Some cancer specialists stated that their critically ill patients who followed her treatment and then went into complete remission, some of them for more than thirty years, had been simply „misdiagnosed”. Today, physicians who treat patients with her method are still not well viewed by the orthodox medical community. Dr. Kousmine repeatedly stated that the dramatic results (long – term remission, dramatic improvement of the quality of life for the most desperate patients) were not miraculous, but instead the result of a holistic approach to the disease, compared to the limited approach in orthodox medicine that focuses on the symptoms of the disease, providing the patients only with palliative treatments.
At the time of her death, criticism included that the benefits of raw, whole foods and cold pressed vegetable oils were not supported by scientific literature at all and that her theory has never been scientifically proven.

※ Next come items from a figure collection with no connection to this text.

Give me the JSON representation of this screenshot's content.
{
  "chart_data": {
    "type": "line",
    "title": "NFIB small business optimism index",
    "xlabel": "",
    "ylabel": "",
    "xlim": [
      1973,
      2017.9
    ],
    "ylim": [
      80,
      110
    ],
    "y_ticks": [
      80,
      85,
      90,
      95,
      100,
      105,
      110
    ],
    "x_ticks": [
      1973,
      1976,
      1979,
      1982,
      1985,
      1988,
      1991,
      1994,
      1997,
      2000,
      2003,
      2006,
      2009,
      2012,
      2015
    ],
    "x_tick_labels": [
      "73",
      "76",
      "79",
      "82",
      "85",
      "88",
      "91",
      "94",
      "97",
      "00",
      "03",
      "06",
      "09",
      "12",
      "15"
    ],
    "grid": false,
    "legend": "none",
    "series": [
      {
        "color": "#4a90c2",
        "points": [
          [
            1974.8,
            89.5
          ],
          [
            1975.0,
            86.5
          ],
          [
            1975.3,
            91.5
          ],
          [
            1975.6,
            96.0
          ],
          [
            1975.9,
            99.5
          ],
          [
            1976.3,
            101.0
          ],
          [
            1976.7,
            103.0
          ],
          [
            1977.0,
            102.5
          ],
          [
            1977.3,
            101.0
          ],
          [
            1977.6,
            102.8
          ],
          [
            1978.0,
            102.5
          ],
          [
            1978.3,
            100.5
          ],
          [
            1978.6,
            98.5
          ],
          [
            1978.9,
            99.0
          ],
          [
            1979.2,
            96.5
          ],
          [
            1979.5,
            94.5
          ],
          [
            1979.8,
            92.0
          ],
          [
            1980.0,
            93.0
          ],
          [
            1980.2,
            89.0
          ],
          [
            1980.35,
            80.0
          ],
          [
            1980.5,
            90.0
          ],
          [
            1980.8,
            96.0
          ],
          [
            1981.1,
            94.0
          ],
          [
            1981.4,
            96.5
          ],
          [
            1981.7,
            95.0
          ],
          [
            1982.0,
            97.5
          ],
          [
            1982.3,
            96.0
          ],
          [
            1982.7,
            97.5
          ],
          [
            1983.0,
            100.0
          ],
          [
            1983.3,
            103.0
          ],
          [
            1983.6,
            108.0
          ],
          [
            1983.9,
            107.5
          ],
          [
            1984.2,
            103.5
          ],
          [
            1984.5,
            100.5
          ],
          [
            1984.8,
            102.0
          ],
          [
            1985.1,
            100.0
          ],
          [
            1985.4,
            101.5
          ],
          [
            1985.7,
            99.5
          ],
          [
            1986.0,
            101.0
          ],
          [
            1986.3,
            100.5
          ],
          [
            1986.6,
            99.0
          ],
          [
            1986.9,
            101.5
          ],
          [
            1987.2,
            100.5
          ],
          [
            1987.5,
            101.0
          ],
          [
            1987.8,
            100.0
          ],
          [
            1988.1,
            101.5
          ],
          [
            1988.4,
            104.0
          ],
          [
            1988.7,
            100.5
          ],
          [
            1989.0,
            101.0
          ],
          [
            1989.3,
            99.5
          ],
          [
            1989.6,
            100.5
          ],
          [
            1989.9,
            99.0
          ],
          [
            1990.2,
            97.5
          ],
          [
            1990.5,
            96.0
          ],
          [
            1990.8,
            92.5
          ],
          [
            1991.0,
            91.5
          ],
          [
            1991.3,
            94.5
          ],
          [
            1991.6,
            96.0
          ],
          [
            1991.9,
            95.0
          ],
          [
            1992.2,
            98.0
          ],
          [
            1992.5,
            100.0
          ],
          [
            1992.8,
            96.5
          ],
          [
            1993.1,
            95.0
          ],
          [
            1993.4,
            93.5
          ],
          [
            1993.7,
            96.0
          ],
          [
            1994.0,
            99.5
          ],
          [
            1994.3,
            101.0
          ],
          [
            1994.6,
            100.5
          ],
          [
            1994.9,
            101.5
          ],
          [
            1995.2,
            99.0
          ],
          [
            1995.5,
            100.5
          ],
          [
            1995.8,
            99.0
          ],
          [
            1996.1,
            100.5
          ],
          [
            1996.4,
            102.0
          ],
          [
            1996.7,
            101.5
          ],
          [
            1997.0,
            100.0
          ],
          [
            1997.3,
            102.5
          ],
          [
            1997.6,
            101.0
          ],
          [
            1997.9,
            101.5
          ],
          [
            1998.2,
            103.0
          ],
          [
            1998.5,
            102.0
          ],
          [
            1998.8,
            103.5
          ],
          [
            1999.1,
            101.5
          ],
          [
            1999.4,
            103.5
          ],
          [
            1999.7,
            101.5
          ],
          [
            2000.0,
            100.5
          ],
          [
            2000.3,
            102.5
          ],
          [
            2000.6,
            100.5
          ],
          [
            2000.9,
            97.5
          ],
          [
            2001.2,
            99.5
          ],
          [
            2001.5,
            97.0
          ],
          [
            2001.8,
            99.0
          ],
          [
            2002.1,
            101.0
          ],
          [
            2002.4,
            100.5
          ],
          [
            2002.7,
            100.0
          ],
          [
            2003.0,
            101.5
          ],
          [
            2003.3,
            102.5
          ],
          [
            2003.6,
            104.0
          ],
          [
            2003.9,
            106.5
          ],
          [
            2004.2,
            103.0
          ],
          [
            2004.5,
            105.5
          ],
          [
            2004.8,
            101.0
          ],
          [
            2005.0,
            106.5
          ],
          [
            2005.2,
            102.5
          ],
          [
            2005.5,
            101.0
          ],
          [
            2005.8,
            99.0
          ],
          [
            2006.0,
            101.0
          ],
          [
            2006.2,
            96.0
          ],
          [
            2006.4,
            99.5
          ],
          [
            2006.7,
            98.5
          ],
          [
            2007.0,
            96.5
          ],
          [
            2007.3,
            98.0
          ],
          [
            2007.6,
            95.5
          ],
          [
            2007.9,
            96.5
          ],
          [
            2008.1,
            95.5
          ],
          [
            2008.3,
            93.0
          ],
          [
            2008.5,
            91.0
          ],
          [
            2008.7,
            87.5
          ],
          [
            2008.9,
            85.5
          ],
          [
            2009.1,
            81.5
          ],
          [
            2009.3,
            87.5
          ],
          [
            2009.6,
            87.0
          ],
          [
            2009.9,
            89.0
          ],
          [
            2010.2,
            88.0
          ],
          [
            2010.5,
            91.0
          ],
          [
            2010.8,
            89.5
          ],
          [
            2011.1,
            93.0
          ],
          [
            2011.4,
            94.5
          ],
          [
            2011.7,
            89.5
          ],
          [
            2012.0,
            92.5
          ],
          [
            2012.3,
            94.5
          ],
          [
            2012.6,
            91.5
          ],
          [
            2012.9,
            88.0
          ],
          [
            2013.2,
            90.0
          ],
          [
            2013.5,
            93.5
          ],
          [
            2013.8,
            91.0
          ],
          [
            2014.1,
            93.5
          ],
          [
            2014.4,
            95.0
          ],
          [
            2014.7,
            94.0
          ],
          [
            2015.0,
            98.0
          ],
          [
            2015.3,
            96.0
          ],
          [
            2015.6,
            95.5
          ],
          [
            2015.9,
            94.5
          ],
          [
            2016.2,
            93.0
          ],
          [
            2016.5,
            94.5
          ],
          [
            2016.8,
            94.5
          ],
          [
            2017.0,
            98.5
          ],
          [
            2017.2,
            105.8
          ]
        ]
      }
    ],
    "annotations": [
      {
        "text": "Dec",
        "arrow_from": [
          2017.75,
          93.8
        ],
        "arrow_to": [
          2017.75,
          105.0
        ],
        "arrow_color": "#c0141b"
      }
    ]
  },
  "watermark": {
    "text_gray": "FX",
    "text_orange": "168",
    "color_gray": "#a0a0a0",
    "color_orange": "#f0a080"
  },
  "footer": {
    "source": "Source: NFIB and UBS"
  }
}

Other critics say that her monitoring of patients with MS was not scientific. Her study rested on no control group nor did she ever test her diet on healthy people to determine any protective effect.
In 1985, the Société d’Encouragement au Progrès – whose headquarters are in Paris (France) – gave her the Médaille de Vermeil for her outstanding accomplishment with multiple sclerosis.
In 1989, she was made an honorary citizen of the City of Lutry, Switzerland.
Her books contain anecdotal accounts of patients with severe pathologies, documented with complete clinical and anamnesis of the patients and their kin, the treatment provided and its results, successes as well as failures. These books also provide explanations about her beliefs about intestinal flora and processed food, with chapters about instinct and ancestral feeding habits and an hypothesis on the connection between cancer, toxins and stress.
Critics say that the explanations are too simplistic and complain that some rants against chemical products are caricatural and/or lack any solid data (for example aspartame and milk). Experts also complain that her books give the feeling that doctors don’t understand anything „except me”.
These books, that include a full description of her method, are available in French but have not yet been translated into English.
Soyez bien dans votre assiette jusqu’à 80 ans et plus (Be well till 80 and beyond), éditions Sand, 1980, ISBN 2-7107-0158-8
La sclérose en plaque est guérissable (Multiple sclerosis is curable), éditions Delachaux et Nestlé 1983, ISBN 2-603-00502-2
Sauvez votre corps (Save your body), éditions Robert Laffont, 1987, ISBN 2-290-33632-7, is a sequel to Soyez bien dans votre…, with more cases and in-depth explanations.